Draf kontrak untuk pengadaan langsung yang merupakan bagian dari SDP pengadaan langsung
sedang disiapkan.Untuk sementara anda dapat menggunakan SDP pelelangan umum tentunya
dengan beberapa penyesuaian.
Pengadaan langsung dilakukan oleh Pejabat Pengadaan (pasal 16 ayat 3). PA/KPA dapat
menunjuk lebih dari 1 Pejabat Pengadaan pada suatu satker, bergantung kepada ruang lingkup
pekerjaan dan beban kerja.

Pengadaan Jasa Konsultan Perencana Teknis dengan anggaran sampai dengan Rp.50.000.000,00
(lima puluh juta rupiah) , dapat dilakukan dengan pengadaan langsung, maka proses pengadaan
dapat dilakukan dengan langsung meminta surat permintaan penawaran harga kepada konsultan
atau mendapakan kontrak sejenis dalam waktu yang berdekatan untuk mendapatkan sekurang-
kurangnya 2 (dua) informasi harga.

Bila salah satu informasi harga yang diperoleh lebih tinggi dari HPS dan Penyedia tersebut tidak
bersedia menurunkan harga penawarannya, maka Pejabat Pengadaan melakukan klarifikasi dan
negosiasi hanya kepada satu Penyedia yang memiliki penawaran sekurang-kurangnya sama
dengan HPS. Namun bila tidak terdapat Penyedia yang memiliki penawaran sekurang-kurangnya
sama dengan HPS, maka Pejabat Pengadaan mengusulkan kepada PPK untuk menetapkan HPS
yang baru.

Dalam proses pengadaan langsung, yang meminta penawaran untuk mendapatkan info harga
dimaksud adalah Pejabat pengadaan, bukan penyedia yang diminta untuk memasukkan
penawaran. Pengadaan jasa akomodasi hotel dapat pula dilakukan dengan penunjukan langsung
bila bernilai di atas seratus juta rupiah, dan proses pemilihannya dilakukan oleh ULP dengan
tahapan yang berbeda dengan pengadaan langsung.

Untuk kegiatan pemeliharaan gedung dengan kontrak kurang dari Rp100.000.000 (seratus juta
rupiah) yang dilakukan dengan pengadaan langsung, maka penyedia jasa tidak diharuskan
menyampaikan jaminan penawaran dan jaminan pelaksanaan. Namun jaminan pemeliharaan atau
retensi pemeliharaan tetap harus disampaikan.

Pada pengadaan langsung, PPK melakukan survey pasar untuk menetapkan rencana pelaksanaan
pengadaan Barang/jasa yang meliputi spesifikasi teknis barang/jasa, HPS dan rancangan kontrak
(Pasal 11 ayat 1 huruf a). Sedangkan pada pengadaan langsung pejabat pengadaan melakukan
survei harga dalam melakukan pemilihan penyedia.
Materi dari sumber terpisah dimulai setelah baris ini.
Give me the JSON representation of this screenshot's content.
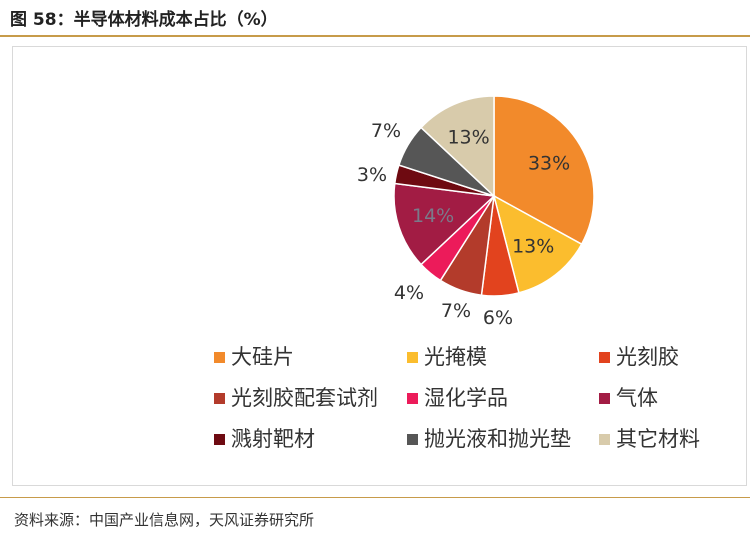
{
  "title": "图 58：半导体材料成本占比（%）",
  "source": "资料来源：中国产业信息网，天风证券研究所",
  "chart_data": {
    "type": "pie",
    "title": "",
    "unit": "%",
    "legend_position": "bottom",
    "categories": [
      "大硅片",
      "光掩模",
      "光刻胶",
      "光刻胶配套试剂",
      "湿化学品",
      "气体",
      "溅射靶材",
      "抛光液和抛光垫",
      "其它材料"
    ],
    "values": [
      33,
      13,
      6,
      7,
      4,
      14,
      3,
      7,
      13
    ],
    "data_labels": [
      "33%",
      "13%",
      "6%",
      "7%",
      "4%",
      "14%",
      "3%",
      "7%",
      "13%"
    ],
    "colors": [
      "#f28a2b",
      "#fbbd2e",
      "#e2431e",
      "#b33b2b",
      "#ec1b5a",
      "#a21c44",
      "#6e0a11",
      "#565656",
      "#d8cbab"
    ]
  }
}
Penyedia yang ditunjuk dalam pengadaan langsung adalah Penyedia yang berdasarkan survey
merupakan Penyedia yang memiliki harga terendah yang responsif dibandingkan Penyedia
lainnya.

Dalam pengadaan langsung yang perlu disusun oleh Pejabat Pengadaan adalah laporan hasil
survei harga, BA Klarifikasi dan Negosiasi, Surat Penetapan Penyedia serta BA Serah Terima
Pekerjaan. Surat Penetapan Penyedia serta BA Serah Terima Pekerjaan ditujukan untuk
pekerjaan yang menggunakan SPK.

Pengadaan barang/pekerjaan konstruksi/jasa lainnya pada prinsipnya harus dilelang bila bernilai
diatas Rp100.000.000,00 (seratus juta rupiah). Sedangkan pengadaan jasa konsultansi harus
dilelang (seleksi), bila bernilai diatas Rp50.000.000,00 (lima puluh juta rupiah), karena batasan
nilai tersebut sudah tidak diperkenankan lagi dilakukan pengadaan langsung.

Mekanisme Pengadaan Langsung dengan membeli di Carefour untuk pengadaan di bawah
Rp1.000.000,00 (satu juta rupiah) diperkenankan. Tetapi mengingat aturan perpajakan untuk
pengadaan diatas Rp1.000.000,00 (satu juta rupiah) harus dilampirkan bukti pembayaran pajak
(PPN dan PPH), maka akan sulit melakukan pengadaan dengan nilai dimaksud. Rencananya
aturan perpajakan akan direvisi dalam waktu dekat. Untuk sementara dapat digunakan usaha
kecil yang bersedia menyiapkan semua dokumen pembayaran yang dibutuhkan. Usaha kecil
dimaksud bukan broker, tetapi penyedia yang benar-benar memiliki kompetensi pada bidang
usaha tersebut.

Didalam Pengadaan Langsung untuk barang, Pejabat Pengadaan cukup mengundang 1 (satu)
Penyedia yang memberikan penawaran terendah survei yang dihasilkan dari survei pada minimal
2 (dua) Penyedia, kemudian dilakukan negosiasi teknis dan harga. Didalam Pengadaan Langsung
tidak perlu memasukan dokumen penawaran sebagaimana pelelangan umum. Sedangkan
pengadaan langsung untuk pekerjaan konstruksi/jasa lainnya/jasa konsultansi dilakukan dengan
meminta penyedia yang dianggap mampu untuk menyampaikan penawaran. Setelah itu baru
dilakukan klarifikasi dan negosiasi.